Jessica Hewitt, of Kamloops, B.C., took eighth place overall in the 500 metres after finishing fourth in the B final. Caroline Truchon, of Chicoutimi, Que., was 10th overall. She was eliminated in the quarterfinals after placing third behind 2013 European champion Arianna Fontana and Biba Sakurai of Japan.

Also in the men’s 1,000 metres today were Michael Gilday, of Yellowknife, who was 10th overall and Olivier Jean, of Lachenaie, Que., in 26th spot.

Gilday won both his repechage races this morning to advance to the quarterfinals. He was in contention throughout the whole race but could not pull ahead of Wenhao Liang of China and Semen Elistratov of Russia.

In his first World Cup since suffering a concussion on Nov. 30 in Japan, Jean had to qualify for the 1,000-metre quarterfinals through today’s repechage rounds, after a third place finish in his preliminary race on Friday. The 27-year old skater was second in his first repechage race and didn’t advance.

Vincent Cournoyer, of Boucherville, Que., represented Canada in the 500-metre A final, also the first of his career. He finished off the podium in fourth place in a time of 42.390 seconds. Dajing Wu of China won gold in 41.702 and his teammate Jiyang Yu earned silver in 41.814. Russia Vladimir Grigorev claimed the bronze medal in 42.044.

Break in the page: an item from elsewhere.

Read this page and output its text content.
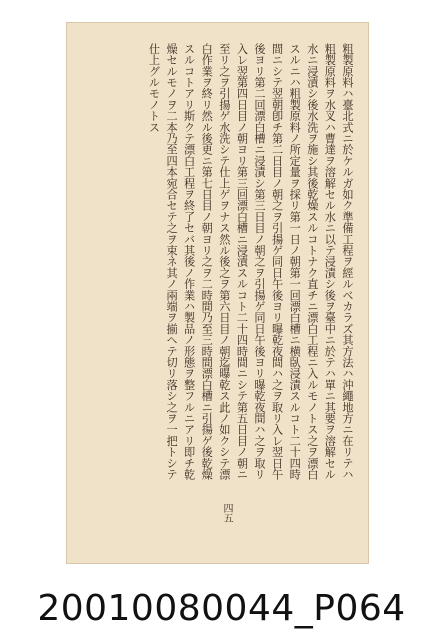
粗製原料ハ臺北式ニ於ケルガ如ク準備工程ヲ經ルベカラズ其方法ハ沖繩地方ニ在リテハ粗製原料ヲ水叉ハ曹達ヲ溶解セル水ニ以テ浸漬シ後ヲ臺中ニ於テハ單ニ其要ヲ溶解セル水ニ浸漬シ後水洗ヲ施シ其後乾燥スルコトナク直チニ漂白工程ニ入ルモノトス之ヲ漂白スルニハ粗製原料ノ所定量ヲ採リ第一日ノ朝第一回漂白槽ニ横臥浸漬スルコト二十四時間ニシテ翌朝卽チ第二日目ノ朝之ヲ引揚ゲ同日午後ヨリ曝乾夜間ハ之ヲ取リ入レ翌日午後ヨリ第二回漂白槽ニ浸漬シ第三日目ノ朝之ヲ引揚ゲ同日午後ヨリ曝乾夜間ハ之ヲ取リ入レ翌第四日目ノ朝ヨリ第三回漂白槽ニ浸漬スルコト二十四時間ニシテ第五日目ノ朝ニ至リ之ヲ引揚ゲ水洗シテ仕上ゲヲナス然ル後之ヲ第六日目ノ朝迄曝乾ス此ノ如クシテ漂白作業ヲ終リ然ル後更ニ第七日目ノ朝ヨリ之ヲ二時間乃至三時間漂白槽ニ引揚ゲ後乾燥スルコトアリ斯クテ漂白工程ヲ終了セバ其後ノ作業ハ製品ノ形態ヲ整フルニアリ即チ乾燥セルモノヲ二本乃至四本宛合セテ之ヲ束ネ其ノ兩端ヲ揃ヘテ切リ落シ之ヲ一把トシテ仕上グルモノトス
四五
20010080044_P064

Guillaume Bastille, of Rivière-du-Loup, Que., won the 500-metre B final to place fifth overall. He reached the semifinals, but was third in his heat. Facing yesterday’s 500-metre silver and bronze medallists, Charle Cournoyer, of Boucherville, Que., was only 0.031 seconds from qualifying for the semifinals. He finished third in 41.629 seconds behind Dajing Wu (41.477) of China and Vladimir Grigorev (41.598) of Russia. Cournoyer finished 10th overall.

In the women’s 1,000 metres, Marianne St. Gelais, of Saint-Félicien, Que., had the best overall finish in seventh place. In the last turn of her semifinal heat, the officials penalized her for interfering with Chinese skater Qiuhong Liu. Both St. Gelais and Liu fell.

Celebrating her 31st birthday today, Marie-Ève Drolet, of Laterrière, Que., did not have the 1,000-metre quarterfinal heat she hoped for. Having to finish in the top two, she was third in her race and was also penalized. Valérie Maltais, of La Baie, Que., was also eliminated in the quarterfinals after a third place finish. Maltais was ninth overall and Drolet took 16th spot.

In the women’s relay finals, Canada finished in third place behind gold medallist China and Korea, but the Korean squad was penalized. Canada moved up to take the silver medal and Italy was awarded the bronze. Drolet, Hewitt, Maltais and St. Gelais skated in the final. Waddell also earned her first relay medal, as she skated in the quarterfinals.

Competing in the men’s relay B final, Canada faced a tough field with current World Cup point leader and world record-holder, Korea. Bastille, Hamelin, Jean and Charle Cournoyer won the race to take fifth place overall. Japan was second with Korean and Germany taking third and fourth, respectively.

The World Cup Podium Tracker by Intact Insurance stands at $35,000 (10 gold, 15 silver; 10 bronze). Intact Insurance will award $1,000 in cash and prizes to a local speed skating club with each individual medal win. This season’s 34th medal came from Waddell today and Hamelin won the 35th. The Les Fines Lames de Sainte-Julie and Richmond Rockets Speed Skating Club will each receive $1,000 from the program for the podiums.